だが今、東日本にあった世界のトップレベルの精密機器の企業がこの大震災でかなりのダメージを受けているようだ。それに加え、この節電が追い打ちをかけ、これから先の数年、日本経済はかなりの危機的状況に陥っていくのは間違いない。さらに、この大震災で私たちの情報の片隅に押しやられている、リビアを始めとする中東の産油国の政情の不安定さ、さらにギリシャ、アイルランドに続くポルトガルの金融危機によるEUの経済問題、それが今度の震災での技術大国日本の停滞と相まって、どのように世界経済に影響をおよぼすのだろうか。そして、それがこれからの私たちの生活をどの程度脅かすかが気がかりである。その気がかりが、かなり深刻な現実になった時、これまでEcoを唱えてこられた方々は真っ先を切って、原始時代の生活を送っていただき、Eco生活の実践を示してほしいものである。
そうしていただかないと、次に控えている2050年問題、つまり世界の総人口100億人到来は乗り越えられない。

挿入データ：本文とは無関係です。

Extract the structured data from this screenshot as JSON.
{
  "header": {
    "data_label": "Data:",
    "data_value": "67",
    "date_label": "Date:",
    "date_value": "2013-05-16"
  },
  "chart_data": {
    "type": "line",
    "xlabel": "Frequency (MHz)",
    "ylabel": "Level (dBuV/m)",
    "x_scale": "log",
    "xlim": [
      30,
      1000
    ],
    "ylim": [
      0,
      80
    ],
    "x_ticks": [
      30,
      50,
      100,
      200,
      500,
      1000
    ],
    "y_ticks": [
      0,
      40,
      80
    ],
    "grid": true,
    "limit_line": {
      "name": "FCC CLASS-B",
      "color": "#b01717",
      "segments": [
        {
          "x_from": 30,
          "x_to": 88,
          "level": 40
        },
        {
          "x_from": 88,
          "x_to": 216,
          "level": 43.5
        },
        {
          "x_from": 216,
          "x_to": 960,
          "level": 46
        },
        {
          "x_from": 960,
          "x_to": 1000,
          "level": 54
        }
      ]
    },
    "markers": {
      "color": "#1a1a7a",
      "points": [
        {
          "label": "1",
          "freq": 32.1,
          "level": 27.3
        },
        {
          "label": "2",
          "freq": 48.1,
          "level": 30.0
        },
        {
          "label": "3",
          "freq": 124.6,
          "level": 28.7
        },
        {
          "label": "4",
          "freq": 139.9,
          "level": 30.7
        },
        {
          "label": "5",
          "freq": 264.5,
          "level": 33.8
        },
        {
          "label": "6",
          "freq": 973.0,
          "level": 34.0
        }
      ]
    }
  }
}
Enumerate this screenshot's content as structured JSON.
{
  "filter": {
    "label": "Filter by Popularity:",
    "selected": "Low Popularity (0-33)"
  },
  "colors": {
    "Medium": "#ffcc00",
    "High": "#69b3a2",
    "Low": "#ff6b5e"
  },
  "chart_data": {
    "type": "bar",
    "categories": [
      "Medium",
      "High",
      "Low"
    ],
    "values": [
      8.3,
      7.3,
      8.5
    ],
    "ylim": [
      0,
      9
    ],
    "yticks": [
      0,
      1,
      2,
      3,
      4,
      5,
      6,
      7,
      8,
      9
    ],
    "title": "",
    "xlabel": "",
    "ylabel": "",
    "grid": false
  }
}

その頃には今のエネルギー問題のみではなく、食料、水不足が国際的な問題になると指摘されている。

考え方だが、いいではないか。定かではないが、6500万年ほど前にたかだか10キロ程度の隕石が地球に突き刺さり、恐竜が絶滅した。そのおかげで、哺乳類が繁殖し、その結果、人類が地球を制覇した、といわれている。しかし、その隕石の衝突で地球自体はビクともしなかった。壊れなかった。それなら今、人類の存続の危機が迫っているのであれば、次の時代はどんな生命体が地球を支配するのか考えてみるのも一興かもしれない。ただ、そうなるのを少しでも先延ばしにしたいのなら、「愛は地球を救う」なんて、私たち人類のおごりたかぶった格言は、ぼちぼち止めることにしようではないか!そして、地球規模の人口抑制がCO2削減より優先して取り組む課題のように思えるのだが...、如何かな??

おっと、それよりも当面は、まず東日本の復旧と復興、それに変な自粛ムードで日本全体が活力を失わないようにしなければいけない。そうなると西日本、「ガンバレ!」だな...。